Monday, June 14, 2010

Ethics and Technology

Last Wednesday I had dinner with a friend, and the subject of electronic piracy came up. This is something of a hot-button issue among most of my friends, so I always like to gauge where people stand on it.

The issue as I see it is this: electronic piracy is very tempting and very easy, especially with streaming sites and direct download everywhere. It used to be that the technology wasn't at a level that made downloading movies (for example) either affordable or practical, but over the course of the last few years that has changed. Wed hosting is cheaper and high-speed access is readily available. The degree of policing varies a lot, of course, but it seems that it is often possible to get away with it, especially since uploaders are often prosecuted, not downloaders. And legal distribution does not quite keep up with demand, especially for those of us with somewhat niche tastes.

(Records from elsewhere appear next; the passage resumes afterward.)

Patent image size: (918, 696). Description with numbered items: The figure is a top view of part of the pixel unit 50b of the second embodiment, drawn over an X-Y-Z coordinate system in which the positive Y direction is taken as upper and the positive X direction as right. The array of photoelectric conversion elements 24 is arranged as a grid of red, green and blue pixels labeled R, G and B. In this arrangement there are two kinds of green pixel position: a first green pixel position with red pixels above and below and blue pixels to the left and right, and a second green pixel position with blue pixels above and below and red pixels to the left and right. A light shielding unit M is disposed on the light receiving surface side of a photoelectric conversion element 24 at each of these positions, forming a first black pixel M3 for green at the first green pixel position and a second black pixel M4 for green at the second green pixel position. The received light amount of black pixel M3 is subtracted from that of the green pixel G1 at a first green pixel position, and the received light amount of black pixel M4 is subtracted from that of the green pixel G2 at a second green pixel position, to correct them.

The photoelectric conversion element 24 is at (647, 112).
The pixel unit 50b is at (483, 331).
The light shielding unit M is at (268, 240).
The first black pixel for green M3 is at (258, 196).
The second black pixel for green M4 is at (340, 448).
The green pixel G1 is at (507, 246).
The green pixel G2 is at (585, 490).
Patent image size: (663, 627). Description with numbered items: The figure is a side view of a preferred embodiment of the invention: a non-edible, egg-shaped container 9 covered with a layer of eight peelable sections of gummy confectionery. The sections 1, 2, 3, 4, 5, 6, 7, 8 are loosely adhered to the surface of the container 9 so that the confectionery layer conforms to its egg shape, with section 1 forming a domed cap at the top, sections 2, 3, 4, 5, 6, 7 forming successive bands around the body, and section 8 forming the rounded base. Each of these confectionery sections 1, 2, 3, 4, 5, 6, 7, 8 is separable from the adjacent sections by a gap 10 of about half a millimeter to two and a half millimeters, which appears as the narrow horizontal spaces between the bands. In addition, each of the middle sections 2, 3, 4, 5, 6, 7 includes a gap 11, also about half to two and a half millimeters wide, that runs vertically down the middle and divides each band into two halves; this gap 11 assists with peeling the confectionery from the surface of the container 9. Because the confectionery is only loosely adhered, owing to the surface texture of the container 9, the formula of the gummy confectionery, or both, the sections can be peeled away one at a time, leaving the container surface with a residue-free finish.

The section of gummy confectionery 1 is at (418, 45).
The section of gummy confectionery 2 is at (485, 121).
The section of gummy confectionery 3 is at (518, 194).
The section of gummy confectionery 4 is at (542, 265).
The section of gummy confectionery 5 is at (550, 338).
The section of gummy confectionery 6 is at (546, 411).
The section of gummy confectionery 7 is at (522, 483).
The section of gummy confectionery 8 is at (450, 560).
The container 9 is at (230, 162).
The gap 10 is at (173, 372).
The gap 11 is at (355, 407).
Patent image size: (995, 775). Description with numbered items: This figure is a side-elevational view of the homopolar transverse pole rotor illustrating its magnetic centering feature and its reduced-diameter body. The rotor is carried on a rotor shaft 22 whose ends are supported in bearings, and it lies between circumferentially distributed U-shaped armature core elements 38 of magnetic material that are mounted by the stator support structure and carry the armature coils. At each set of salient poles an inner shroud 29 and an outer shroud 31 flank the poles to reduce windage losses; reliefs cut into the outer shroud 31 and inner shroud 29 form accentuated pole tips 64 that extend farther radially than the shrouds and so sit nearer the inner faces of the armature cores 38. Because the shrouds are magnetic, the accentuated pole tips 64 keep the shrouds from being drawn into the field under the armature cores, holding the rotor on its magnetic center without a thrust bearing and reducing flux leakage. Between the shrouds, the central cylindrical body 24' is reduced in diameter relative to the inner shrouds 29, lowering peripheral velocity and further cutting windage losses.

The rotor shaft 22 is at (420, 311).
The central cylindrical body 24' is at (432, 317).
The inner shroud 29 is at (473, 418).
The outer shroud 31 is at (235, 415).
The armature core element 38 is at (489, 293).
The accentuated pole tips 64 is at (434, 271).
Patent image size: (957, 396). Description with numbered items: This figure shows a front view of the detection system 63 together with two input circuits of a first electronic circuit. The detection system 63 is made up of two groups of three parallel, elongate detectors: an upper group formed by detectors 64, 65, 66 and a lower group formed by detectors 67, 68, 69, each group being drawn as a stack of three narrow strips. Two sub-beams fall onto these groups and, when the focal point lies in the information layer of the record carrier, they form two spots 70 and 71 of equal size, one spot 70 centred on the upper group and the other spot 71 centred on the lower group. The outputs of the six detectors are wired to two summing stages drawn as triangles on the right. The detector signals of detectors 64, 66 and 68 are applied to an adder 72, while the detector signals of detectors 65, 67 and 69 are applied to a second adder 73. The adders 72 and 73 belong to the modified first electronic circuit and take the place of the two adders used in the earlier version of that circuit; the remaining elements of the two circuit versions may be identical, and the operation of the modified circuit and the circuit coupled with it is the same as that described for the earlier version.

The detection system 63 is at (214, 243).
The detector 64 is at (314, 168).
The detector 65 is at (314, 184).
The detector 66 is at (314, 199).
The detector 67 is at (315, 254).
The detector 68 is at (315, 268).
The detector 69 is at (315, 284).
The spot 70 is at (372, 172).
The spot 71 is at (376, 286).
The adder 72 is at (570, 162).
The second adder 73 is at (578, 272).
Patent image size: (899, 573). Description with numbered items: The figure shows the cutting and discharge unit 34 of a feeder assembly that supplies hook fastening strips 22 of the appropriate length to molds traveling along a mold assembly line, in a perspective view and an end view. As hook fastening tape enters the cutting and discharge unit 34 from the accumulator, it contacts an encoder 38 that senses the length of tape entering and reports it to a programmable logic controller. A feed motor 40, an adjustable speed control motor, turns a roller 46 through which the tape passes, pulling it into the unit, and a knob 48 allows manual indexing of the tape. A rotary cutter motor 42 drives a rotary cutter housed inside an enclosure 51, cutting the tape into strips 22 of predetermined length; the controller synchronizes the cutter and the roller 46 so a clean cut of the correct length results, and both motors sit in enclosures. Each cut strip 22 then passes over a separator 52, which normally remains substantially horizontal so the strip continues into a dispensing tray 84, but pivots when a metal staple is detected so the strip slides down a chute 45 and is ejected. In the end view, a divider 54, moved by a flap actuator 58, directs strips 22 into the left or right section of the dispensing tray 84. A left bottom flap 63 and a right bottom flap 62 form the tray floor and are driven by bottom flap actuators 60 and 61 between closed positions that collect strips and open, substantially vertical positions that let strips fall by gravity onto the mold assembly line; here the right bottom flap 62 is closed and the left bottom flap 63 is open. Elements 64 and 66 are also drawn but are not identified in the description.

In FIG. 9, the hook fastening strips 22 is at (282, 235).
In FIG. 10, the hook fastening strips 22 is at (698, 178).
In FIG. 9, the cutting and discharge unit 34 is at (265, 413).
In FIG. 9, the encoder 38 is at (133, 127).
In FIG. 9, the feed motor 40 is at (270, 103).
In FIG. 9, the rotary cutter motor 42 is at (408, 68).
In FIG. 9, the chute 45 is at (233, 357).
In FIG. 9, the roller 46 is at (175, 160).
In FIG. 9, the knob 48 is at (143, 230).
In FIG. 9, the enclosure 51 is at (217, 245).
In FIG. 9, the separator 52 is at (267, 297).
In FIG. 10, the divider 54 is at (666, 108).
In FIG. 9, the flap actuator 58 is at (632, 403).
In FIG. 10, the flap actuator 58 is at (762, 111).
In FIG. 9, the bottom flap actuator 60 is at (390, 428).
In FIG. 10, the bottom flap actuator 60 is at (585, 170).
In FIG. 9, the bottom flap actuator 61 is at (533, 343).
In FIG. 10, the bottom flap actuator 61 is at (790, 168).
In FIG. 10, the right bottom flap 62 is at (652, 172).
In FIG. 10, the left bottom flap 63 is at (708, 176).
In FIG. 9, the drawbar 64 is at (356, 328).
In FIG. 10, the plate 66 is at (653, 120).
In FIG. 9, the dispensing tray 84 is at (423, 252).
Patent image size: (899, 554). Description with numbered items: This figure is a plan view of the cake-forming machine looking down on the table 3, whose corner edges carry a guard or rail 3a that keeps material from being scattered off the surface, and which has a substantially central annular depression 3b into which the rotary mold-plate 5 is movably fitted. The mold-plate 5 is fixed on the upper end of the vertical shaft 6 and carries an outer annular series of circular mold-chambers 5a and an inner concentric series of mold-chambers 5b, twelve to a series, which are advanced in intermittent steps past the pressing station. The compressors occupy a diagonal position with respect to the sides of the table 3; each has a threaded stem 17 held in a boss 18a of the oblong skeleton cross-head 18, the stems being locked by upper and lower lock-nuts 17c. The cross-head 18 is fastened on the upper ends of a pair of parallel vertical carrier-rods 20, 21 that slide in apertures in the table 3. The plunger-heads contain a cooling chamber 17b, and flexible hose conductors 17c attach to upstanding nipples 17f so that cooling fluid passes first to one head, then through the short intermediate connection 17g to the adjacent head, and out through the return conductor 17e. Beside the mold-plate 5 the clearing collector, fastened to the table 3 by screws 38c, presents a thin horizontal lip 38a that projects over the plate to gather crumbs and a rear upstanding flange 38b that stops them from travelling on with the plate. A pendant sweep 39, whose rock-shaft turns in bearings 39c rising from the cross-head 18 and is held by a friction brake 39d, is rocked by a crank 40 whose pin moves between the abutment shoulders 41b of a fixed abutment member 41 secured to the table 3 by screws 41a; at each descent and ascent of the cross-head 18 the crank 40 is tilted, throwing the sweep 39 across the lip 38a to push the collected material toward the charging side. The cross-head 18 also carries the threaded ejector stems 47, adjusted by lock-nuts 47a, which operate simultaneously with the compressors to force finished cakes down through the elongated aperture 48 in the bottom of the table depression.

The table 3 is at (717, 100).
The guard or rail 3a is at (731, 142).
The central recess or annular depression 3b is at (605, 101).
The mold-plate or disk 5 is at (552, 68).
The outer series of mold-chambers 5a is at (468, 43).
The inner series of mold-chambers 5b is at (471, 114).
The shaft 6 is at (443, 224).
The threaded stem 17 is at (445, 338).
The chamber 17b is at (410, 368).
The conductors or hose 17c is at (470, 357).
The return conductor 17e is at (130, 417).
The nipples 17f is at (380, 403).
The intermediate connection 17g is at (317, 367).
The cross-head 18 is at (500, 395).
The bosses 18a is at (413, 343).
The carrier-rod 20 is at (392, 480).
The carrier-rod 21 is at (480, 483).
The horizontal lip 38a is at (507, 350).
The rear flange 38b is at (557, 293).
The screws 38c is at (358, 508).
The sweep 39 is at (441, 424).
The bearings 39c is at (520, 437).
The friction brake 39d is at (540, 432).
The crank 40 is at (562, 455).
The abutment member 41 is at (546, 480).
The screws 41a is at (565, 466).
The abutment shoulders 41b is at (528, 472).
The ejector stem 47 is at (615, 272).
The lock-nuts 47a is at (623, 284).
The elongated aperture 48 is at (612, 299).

Of course all of this is against the law in most parts of the world. But is it unethical? This, I think, is a much more serious consideration.

My idea of ethics is that we should avoid causing harm to others as best as we can while trying to alleviate harm that has already been done. So does piracy cause harm? The issue I struggle with is that some of us (perhaps a lot of us) wouldn't have bought the product we pirated. Or what if it's something that is unavailable (or very rare) through legal channels, like a movie that has only been released in another country or a book that's been out of print for twenty years? I mean, the harm that might conceivably be caused is that of the legitimate producers (creative talent, distributors, etc.) not getting a profit, which is a tenuous kind of harm at best.

At the same time, as I told my friend, it seems to me that the urge to download illegally comes from a somewhat ugly bit of entitlement - I want it, so I should have it. And this bothers me, even if no one's much harmed in the process.

Fan works, on the other hand, I fully support, including the ones like music videos that take bits of the original material and remix or re-envision them.

I try to stay in the gray area of things that are unavailable, and I have bought some that later became available, but I remain quite conflicted on this issue.

I think it's hard to have an ethical system that isn't laid out for you ahead of time, and no matter your ethical or moral system, it's hard to follow the rules.

1 comment:

  1. A simple choices we make on an issue like this or, for example, on another apparently mundane issue such as how one behaves in traffic can have an effect on who you become. The question is, "Do we want to have some say over who we become and do we know what we want to become?"

    I liked your self-reflective post.